Überraschungsaktion ersetzt ausgefallene Bastelaktion

Sozialpädagogische Familienhilfe der Stadt Königswinter wird bei ihrer Aktion vielseitig unterstützt

Aufgrund der aktuellen Situation kann eine geplante Osterbastelaktion vom Fachdienst ambulante Hilfen – Sozialpädagogische Familienhilfe der Stadt Königswinter – nicht stattfinden.
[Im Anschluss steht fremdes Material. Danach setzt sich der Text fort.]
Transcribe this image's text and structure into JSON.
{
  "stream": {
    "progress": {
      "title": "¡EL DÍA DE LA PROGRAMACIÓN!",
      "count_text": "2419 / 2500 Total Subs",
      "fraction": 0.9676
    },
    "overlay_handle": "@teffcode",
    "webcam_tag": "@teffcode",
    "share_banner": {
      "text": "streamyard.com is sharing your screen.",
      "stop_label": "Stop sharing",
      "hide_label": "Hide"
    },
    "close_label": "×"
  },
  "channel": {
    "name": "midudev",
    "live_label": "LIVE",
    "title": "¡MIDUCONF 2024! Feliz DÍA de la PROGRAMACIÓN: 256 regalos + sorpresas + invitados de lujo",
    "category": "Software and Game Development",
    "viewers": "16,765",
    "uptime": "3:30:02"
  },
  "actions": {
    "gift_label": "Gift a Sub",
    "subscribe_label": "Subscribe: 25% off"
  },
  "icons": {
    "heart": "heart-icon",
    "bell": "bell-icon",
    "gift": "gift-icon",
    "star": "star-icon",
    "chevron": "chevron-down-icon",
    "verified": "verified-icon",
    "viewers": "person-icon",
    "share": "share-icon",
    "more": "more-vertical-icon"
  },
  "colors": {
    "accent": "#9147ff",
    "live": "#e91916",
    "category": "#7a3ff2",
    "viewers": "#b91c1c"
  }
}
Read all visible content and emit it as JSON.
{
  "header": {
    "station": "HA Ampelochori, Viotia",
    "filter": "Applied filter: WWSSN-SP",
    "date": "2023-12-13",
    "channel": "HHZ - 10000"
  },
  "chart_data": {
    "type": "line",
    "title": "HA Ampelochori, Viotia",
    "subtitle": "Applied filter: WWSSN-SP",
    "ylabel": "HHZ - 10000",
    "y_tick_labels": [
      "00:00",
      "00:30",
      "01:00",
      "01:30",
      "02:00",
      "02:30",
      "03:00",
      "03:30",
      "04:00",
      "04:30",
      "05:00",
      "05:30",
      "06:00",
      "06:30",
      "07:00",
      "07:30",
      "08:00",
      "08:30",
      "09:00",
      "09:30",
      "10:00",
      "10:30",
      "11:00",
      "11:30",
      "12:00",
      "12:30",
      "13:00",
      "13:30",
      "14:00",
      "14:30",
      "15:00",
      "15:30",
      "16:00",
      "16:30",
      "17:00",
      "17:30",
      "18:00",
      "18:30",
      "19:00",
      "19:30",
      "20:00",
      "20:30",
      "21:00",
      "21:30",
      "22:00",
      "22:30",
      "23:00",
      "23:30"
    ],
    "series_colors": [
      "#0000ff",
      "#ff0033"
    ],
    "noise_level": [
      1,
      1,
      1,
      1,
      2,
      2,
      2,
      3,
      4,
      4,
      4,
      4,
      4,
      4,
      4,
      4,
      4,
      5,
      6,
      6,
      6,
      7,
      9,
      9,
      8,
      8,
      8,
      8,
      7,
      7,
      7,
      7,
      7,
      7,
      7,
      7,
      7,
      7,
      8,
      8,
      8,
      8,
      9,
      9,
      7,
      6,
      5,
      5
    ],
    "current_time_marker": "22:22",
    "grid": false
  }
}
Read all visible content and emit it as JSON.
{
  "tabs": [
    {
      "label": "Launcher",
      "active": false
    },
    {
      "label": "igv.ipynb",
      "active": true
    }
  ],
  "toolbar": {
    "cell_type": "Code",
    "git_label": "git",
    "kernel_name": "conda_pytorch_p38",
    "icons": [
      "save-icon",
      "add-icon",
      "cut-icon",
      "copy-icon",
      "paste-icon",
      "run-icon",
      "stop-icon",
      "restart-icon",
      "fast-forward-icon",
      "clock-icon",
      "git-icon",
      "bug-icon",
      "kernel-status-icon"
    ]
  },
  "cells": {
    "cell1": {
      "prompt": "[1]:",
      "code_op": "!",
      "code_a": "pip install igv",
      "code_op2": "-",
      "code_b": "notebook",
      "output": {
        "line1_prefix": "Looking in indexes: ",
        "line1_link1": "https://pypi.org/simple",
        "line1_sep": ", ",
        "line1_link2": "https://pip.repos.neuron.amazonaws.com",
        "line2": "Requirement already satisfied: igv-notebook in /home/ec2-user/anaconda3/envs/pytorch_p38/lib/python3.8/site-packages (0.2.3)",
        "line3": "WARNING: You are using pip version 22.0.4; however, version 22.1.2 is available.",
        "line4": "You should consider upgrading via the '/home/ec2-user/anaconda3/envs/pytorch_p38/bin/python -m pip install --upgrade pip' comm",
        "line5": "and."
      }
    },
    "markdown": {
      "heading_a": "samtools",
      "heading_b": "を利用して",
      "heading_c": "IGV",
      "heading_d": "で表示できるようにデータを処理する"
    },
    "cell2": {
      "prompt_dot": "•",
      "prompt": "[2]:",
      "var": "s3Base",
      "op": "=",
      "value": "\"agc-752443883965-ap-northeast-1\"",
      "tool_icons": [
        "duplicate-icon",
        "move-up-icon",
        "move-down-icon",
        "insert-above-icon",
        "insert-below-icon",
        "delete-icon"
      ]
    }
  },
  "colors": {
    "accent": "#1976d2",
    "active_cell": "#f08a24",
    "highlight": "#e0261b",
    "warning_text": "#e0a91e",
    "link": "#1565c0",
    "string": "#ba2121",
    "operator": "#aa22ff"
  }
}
Neben der Arbeit unmittelbar in und mit den Familien finden ansonsten auch gemeinsame Tagesausflüge, Familienwochenenden und Einzelaktionen zu besonderen Anlässen statt.

Sozialarbeiterin Renate Kraheck, die seit Eröffnung des Jugendamtes 2008 auf diesem Weg Familien in Königswinter unterstützt, hat sich für die ausgefallene
Bastelaktion stattdessen eine besondere Überraschung ausgedacht, um somit für Abwechslung, Spaß und gemeinsame Zeit in den Familien zu sorgen.
35 Kinder aus Königswinter, die unter Betreuung des Jugendamtes stehen, erhalten kurz vor Ostern eine Überraschungstüte, in der sich altersentsprechendes Bastelmaterial, Spiele, Puzzle, Bücher und eine Süßigkeit befinden.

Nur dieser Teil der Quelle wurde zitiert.